Sex and gender are legal categories and there are many cases where a person may not have full alignment with their identity and their identifying documents. This is a problem many transgender and intersex individuals face but is could happen to anyone due to a bureaucratic error. Legal sex and gender documentation include Social security, State ID or Driver’s License, Birth Certificate and Passport. Some other documents may include legal sex or gender such as marriage or domestic partner documents but are not to be used to determine sex or gender of an individual.

Contrary to popular belief, the sex or gender marker with an insurance company is not a legal standard. Despite being a legal classification there is no standard by which insurance must comply. Depending on the individual insurance company the sex or gender marker may control what is or is not covered. This causes issues with medical issues being documented consistently and can cause erroneous rejections of valid insurance claims.

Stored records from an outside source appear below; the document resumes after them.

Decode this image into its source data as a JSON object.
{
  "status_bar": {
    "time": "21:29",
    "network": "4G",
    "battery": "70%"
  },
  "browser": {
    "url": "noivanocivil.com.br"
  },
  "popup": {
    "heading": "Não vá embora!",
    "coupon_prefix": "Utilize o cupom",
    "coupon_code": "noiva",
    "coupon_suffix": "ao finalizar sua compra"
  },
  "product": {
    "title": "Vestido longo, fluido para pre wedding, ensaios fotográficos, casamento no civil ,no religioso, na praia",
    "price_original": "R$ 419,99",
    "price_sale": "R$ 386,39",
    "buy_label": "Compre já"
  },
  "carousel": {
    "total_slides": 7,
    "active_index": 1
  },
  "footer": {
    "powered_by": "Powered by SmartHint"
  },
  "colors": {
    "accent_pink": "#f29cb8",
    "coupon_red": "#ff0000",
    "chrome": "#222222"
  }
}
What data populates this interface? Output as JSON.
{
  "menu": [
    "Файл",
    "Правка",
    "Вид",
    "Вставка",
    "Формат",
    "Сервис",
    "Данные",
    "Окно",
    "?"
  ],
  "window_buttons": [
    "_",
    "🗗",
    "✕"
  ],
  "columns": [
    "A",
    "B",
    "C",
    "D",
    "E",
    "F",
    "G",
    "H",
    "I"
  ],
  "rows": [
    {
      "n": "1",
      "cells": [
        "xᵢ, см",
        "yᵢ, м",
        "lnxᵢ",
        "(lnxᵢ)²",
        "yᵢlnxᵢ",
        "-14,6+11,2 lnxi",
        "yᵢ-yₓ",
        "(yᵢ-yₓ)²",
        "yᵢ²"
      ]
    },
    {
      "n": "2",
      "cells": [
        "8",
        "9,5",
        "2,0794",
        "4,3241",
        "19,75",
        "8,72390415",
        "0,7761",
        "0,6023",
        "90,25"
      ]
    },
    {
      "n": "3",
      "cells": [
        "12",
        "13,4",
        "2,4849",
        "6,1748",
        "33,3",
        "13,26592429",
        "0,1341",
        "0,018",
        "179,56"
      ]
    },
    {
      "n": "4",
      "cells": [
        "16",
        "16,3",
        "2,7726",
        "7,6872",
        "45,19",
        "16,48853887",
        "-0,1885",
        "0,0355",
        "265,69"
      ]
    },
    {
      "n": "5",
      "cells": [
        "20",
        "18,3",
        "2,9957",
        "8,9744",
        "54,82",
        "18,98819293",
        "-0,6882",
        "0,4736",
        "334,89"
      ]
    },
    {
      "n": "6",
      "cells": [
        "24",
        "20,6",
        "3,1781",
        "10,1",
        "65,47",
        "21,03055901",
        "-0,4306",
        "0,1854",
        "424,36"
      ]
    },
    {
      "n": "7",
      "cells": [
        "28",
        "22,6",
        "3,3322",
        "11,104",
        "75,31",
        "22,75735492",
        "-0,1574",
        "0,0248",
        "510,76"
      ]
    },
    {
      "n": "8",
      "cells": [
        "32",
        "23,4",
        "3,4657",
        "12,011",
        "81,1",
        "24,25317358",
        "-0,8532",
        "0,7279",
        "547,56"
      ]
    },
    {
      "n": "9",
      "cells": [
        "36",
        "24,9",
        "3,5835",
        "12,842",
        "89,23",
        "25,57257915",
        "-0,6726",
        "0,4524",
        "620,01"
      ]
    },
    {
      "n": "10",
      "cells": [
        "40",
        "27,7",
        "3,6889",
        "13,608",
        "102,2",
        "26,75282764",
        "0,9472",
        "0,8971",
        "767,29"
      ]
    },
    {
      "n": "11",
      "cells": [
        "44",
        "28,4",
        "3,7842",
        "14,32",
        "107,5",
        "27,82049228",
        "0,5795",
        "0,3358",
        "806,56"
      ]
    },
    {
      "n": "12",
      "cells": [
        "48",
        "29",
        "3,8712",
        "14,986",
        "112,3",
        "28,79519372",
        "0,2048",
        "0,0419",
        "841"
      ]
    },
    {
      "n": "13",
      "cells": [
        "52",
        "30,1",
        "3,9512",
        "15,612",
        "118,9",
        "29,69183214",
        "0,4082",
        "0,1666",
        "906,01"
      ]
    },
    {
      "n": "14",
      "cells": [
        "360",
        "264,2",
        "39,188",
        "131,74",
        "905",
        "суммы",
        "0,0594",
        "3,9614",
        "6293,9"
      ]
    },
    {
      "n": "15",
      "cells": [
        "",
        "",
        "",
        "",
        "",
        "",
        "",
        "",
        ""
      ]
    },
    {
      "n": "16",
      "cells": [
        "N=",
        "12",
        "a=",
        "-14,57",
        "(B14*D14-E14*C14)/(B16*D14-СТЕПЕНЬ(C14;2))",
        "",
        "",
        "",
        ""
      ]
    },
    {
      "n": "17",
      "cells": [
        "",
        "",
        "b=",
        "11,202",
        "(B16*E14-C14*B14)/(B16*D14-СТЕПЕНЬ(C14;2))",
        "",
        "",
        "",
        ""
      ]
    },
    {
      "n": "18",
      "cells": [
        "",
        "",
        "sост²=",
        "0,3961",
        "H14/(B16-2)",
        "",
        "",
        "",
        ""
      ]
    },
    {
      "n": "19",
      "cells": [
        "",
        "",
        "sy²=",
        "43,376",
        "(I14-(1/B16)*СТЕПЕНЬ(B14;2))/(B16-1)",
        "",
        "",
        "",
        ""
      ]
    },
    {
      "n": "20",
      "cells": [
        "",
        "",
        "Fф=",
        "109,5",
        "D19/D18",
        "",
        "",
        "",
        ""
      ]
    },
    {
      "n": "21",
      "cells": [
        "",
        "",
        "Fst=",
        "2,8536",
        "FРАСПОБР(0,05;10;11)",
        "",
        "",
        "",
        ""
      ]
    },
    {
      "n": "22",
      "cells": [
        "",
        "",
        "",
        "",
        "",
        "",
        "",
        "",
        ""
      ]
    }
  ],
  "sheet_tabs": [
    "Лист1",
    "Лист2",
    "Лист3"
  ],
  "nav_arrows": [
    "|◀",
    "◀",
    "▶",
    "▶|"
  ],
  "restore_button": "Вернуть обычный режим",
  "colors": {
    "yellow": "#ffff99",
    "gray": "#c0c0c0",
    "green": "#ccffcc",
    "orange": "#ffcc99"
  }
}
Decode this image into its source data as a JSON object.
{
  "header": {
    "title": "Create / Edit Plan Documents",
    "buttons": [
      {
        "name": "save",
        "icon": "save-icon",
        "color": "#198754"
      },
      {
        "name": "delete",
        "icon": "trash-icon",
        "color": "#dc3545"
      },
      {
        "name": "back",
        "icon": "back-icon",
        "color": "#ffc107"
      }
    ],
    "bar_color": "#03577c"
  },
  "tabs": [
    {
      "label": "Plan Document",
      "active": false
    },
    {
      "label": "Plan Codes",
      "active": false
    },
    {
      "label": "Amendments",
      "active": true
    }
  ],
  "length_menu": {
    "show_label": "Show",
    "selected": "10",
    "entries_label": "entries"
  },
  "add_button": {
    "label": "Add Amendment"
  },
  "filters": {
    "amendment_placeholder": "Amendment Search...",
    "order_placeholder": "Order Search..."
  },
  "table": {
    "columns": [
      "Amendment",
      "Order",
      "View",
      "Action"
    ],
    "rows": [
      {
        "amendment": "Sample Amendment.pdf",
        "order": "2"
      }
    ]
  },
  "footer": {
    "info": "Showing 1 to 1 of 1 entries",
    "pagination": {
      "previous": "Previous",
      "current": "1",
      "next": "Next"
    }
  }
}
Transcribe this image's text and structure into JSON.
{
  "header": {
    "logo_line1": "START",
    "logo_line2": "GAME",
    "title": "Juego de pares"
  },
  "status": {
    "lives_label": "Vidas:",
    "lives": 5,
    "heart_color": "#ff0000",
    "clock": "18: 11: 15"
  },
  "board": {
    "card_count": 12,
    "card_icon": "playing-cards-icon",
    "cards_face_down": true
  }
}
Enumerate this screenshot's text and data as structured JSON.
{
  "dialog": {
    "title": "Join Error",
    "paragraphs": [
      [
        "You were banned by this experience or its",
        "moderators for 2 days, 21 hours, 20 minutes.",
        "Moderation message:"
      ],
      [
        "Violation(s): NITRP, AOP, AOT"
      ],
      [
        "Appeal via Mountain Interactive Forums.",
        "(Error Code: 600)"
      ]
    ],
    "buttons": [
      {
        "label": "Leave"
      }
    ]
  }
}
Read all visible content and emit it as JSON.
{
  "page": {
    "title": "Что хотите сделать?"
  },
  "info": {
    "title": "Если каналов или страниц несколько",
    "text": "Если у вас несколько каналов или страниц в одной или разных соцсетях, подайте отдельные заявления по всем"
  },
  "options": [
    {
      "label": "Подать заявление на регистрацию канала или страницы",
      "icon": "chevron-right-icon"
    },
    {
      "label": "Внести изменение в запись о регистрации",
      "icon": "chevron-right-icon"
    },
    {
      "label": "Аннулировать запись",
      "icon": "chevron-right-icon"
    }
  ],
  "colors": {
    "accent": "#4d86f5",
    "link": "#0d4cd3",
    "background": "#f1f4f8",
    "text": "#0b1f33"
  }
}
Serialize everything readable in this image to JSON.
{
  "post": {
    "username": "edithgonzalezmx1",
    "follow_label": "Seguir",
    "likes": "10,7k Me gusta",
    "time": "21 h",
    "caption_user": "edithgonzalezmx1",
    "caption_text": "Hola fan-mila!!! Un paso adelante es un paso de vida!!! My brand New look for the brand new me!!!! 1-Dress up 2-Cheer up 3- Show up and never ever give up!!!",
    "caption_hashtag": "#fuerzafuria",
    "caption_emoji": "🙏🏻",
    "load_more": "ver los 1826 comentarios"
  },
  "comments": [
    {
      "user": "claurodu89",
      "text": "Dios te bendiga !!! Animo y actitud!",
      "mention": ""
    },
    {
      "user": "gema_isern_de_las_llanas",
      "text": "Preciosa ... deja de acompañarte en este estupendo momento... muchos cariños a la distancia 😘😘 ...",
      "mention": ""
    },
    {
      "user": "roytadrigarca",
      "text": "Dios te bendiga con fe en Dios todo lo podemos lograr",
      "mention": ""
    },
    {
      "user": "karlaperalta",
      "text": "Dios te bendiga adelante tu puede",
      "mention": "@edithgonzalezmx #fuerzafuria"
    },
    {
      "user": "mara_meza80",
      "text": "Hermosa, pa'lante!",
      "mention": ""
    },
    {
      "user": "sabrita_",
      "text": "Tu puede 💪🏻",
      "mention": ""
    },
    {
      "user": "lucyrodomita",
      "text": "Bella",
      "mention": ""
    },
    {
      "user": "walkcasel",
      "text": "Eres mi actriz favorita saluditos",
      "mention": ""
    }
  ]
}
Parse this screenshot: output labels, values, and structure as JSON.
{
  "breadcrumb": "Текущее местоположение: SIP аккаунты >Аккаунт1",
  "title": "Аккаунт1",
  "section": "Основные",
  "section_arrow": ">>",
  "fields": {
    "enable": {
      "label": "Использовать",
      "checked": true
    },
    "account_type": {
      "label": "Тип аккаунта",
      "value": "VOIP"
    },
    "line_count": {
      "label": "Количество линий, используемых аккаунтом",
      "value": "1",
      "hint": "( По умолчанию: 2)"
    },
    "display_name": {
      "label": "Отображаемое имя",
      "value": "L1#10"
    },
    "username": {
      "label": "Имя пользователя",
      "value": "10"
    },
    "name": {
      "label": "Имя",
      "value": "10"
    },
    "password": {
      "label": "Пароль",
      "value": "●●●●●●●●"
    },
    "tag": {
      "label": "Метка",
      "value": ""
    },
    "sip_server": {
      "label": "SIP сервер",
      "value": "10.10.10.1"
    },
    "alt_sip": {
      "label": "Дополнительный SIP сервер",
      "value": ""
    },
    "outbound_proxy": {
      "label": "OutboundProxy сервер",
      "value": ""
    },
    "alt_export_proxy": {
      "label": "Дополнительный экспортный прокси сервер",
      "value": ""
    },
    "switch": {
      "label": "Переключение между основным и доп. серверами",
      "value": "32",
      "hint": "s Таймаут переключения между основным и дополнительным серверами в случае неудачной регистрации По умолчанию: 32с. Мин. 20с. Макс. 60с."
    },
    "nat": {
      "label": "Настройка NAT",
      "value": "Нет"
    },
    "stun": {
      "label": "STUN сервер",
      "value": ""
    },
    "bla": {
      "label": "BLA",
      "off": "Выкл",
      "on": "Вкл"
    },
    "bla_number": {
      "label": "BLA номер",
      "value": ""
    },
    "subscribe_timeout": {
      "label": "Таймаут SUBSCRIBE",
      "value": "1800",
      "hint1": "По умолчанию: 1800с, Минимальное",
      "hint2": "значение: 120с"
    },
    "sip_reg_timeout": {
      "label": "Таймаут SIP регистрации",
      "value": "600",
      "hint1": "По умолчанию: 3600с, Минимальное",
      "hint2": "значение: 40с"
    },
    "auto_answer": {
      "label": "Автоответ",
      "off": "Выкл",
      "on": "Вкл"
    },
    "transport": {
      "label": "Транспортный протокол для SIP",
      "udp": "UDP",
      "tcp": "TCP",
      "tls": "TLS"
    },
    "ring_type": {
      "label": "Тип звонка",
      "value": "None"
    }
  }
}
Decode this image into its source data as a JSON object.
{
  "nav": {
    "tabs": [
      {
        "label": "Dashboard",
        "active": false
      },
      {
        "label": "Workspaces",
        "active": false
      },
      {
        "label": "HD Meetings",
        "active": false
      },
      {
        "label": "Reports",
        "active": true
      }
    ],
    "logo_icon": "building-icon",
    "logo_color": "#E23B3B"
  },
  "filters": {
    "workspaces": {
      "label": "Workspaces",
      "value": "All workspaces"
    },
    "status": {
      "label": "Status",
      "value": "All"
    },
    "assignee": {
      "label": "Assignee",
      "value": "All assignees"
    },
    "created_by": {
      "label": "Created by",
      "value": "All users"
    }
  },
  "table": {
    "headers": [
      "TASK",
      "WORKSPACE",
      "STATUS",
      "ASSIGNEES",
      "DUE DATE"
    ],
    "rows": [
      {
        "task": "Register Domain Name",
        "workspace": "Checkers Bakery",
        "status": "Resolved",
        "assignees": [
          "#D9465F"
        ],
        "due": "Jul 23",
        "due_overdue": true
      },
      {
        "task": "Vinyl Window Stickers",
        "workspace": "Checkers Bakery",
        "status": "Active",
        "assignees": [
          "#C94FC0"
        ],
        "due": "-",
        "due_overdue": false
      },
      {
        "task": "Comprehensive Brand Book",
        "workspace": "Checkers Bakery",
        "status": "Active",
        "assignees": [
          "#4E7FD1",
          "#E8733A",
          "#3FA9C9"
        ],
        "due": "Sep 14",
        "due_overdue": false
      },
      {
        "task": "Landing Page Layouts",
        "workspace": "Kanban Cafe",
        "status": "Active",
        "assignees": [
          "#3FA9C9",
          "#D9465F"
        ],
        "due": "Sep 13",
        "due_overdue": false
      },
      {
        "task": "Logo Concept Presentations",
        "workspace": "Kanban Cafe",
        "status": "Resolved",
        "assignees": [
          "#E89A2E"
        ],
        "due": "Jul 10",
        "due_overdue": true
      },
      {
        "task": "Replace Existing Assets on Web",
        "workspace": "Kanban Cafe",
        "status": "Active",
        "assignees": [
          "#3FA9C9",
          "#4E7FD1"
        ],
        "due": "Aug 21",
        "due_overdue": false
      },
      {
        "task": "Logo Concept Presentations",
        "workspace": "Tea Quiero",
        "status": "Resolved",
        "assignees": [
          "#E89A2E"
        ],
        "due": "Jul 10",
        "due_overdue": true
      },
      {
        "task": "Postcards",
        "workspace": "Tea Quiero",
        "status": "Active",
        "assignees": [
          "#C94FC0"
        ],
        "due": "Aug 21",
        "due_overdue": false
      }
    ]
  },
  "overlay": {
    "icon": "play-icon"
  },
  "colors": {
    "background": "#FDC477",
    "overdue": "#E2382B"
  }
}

Bottom line; having a medical system that does not support transgender and intersex individuals is a legal complyance issue. Your system is between one and four nines from a high availability perspective, and that’s not really a good look when the client is actual people.

It is up to your organization to decide what legal standard you would like to use for sex and gender documentation. It is imperative that you are clear with your documentation standards of what it means when sex or gender is an item in your database. Pronouns, sex and gender are not the same thing and can not be used interchangeably.